Tayz et La Kanaï touillent leur petite sauce, élaborent un premier morceau insatisfaisant qui va rester dans les tiroirs et à force d’expérimentations, finissent par pondre en février dernier « La Magie de Paris ». Et oui, chez cette génération de rookies décomplexés, la méthode peut consister à prendre une instru entendue chez un autre rappeur, sans s’embarrasser d’autres considérations que la volonté de se l’approprier. Ainsi, c’est « No Way » de Young Thug que le groupe a choisi.
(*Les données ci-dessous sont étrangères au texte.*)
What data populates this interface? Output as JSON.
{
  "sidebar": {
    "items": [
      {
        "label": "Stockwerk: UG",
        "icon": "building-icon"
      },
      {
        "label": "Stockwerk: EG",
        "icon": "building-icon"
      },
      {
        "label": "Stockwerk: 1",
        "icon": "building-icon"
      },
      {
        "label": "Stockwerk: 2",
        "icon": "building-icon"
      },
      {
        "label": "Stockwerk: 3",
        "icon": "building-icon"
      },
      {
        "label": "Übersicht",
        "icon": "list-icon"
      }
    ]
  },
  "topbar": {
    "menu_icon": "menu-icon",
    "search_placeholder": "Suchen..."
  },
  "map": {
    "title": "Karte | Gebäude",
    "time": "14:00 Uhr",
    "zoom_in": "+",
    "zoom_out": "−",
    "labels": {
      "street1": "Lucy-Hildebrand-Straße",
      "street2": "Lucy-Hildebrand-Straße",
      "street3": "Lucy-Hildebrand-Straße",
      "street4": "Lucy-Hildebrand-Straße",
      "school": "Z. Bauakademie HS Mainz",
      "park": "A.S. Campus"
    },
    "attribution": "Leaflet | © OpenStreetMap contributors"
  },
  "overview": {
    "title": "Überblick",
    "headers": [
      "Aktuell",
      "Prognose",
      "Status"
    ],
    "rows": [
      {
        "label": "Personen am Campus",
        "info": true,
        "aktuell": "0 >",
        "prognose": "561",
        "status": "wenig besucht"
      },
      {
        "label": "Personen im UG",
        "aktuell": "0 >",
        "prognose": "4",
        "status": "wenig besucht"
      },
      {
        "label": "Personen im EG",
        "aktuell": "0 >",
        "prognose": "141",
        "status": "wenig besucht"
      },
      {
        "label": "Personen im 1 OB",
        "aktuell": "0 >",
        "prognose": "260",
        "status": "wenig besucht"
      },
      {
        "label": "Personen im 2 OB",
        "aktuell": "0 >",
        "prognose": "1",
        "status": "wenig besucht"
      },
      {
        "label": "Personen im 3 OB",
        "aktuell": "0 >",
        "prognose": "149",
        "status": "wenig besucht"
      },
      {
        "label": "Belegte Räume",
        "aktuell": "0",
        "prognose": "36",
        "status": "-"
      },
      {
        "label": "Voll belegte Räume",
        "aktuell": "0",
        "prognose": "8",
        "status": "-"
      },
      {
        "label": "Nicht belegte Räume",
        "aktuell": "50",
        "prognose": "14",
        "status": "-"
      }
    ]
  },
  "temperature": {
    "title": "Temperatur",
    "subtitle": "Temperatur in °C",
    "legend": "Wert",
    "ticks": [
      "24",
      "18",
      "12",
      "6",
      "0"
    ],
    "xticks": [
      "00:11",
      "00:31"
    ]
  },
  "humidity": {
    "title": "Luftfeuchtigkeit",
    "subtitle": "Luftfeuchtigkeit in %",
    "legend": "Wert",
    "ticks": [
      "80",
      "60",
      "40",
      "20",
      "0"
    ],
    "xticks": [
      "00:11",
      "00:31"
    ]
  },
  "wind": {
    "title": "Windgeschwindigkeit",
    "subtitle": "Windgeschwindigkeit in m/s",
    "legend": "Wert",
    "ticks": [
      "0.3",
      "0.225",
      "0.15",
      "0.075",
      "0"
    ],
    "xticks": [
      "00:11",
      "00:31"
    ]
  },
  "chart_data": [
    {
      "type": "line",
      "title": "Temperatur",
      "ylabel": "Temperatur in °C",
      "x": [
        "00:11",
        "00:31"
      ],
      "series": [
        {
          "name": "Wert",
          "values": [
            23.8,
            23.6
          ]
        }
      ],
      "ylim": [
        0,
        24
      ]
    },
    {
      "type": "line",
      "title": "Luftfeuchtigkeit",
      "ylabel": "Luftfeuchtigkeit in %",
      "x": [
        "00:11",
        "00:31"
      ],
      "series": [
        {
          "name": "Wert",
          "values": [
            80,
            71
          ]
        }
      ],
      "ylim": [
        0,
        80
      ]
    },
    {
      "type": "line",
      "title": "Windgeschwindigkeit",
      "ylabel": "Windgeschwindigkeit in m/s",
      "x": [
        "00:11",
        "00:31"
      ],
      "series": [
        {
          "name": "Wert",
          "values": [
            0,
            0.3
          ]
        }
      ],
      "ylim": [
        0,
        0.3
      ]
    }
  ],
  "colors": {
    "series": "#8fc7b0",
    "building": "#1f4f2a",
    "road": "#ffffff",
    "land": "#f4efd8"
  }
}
Tayz raconte l’avoir écouté des heures durant, et en faire part à son acolyte. « L’instru était vraiment magique. On a pas réfléchi, elle collait trop à ce que l’on voulait faire, tant pis que ça soit Young Thug. » Un déclic, un « tilt », un peu comme celui du néon qui s’allume avec le courant. Le duo pose dessus, clippe le morceau avec natas3000 et Internet s’emballe sur ce premier extrait prometteur (Abcdrduson, Booska-P, Grünt, Yard). La courte discographie du duo s’étoffe dans les dix mois qui suivent avec les titres « Histoires de Dame », « Savon » et récemment « Série ». Le succès est toujours au rendez-vous, la curiosité autour du mystérieux binôme s’exacerbe sur les réseaux sociaux, et voilà que les majors finissent par s’en mêler. Pire encore : « La Magie de Paris » n’avait pas encore atteint le milliers de vues qu’il était déjà écouté en maison de disque – de source sure. Un phénomène assez incroyable qui ne surprend presque plus celui qui suit de près l’actualité du rap, habitué à ce qu’en 2016, tout aille très, très vite. On a de quoi néanmoins poser la question : Le Club n’aurait-il pas suivi une recette qui fonctionne à tous les coups ?

 

« LE CLUB A POSÉ UN NOM SUR LE CONCEPT, ON A FERMÉ LE BOCAL ET ON EST PRÊT A LE VENDRE »

 

Un fond noir, un logo en forme de néon assorti d’un « bzz bzz » : c’est propre, c’est léché, c’est reconnaissable entre mille. Les voilà, les premiers ingrédients de la recette du Club. Ajouter à cela un univers à chaque fois plus soigné et cohérent grâce à l’apport de natas3000, avec qui ils travaillent exclusivement pour le moment, et une stratégie de la rareté très efficace : quatre titres en presque un an, espacés de plusieurs mois. Finalement, on obtient une plateforme de marque certes embryonnaire, mais suffisante pour voir bien plus loin. Ce produit encore très frais mais excitant et très bien huilé, fait baver des maisons de disques qui, conscientes d’être dépassées, sont bien décidées à (re)devenir elles aussi des défricheuses de talents. La recette fonctionne, et elle s’étoffe : Le Club a bien d’autres ressources. Sur le modèle très séduisant aujourd’hui qu’est le binôme de rappeurs, La Kanaï et Tayz reconnaissant attirer un public complémentaire : à eux deux, ils touchent les « gens de quartier » et l’auditoire féminin. Mais leur ressort principal, celui dont ils s’enorgueillissent le plus, c’est celui du collectif. « Tout pour le club, c’est tout pour son pote. » Et qu’il s’agisse de dessiner le logo, de trouver un appartement pour un clip, ou un beatmaker pour les prods… tout se fait grâce au réseau et à la débrouillardise. « On a tous ramené nos influences, nos bandes de potes, et c’est vraiment un mix qui a fait Le Club. Tout le monde est fort sur un truc, et on met les compétences en avant« , précise Cain. Le tout doublé d’une vraie exigence et d’un goût pour le travail bien fait.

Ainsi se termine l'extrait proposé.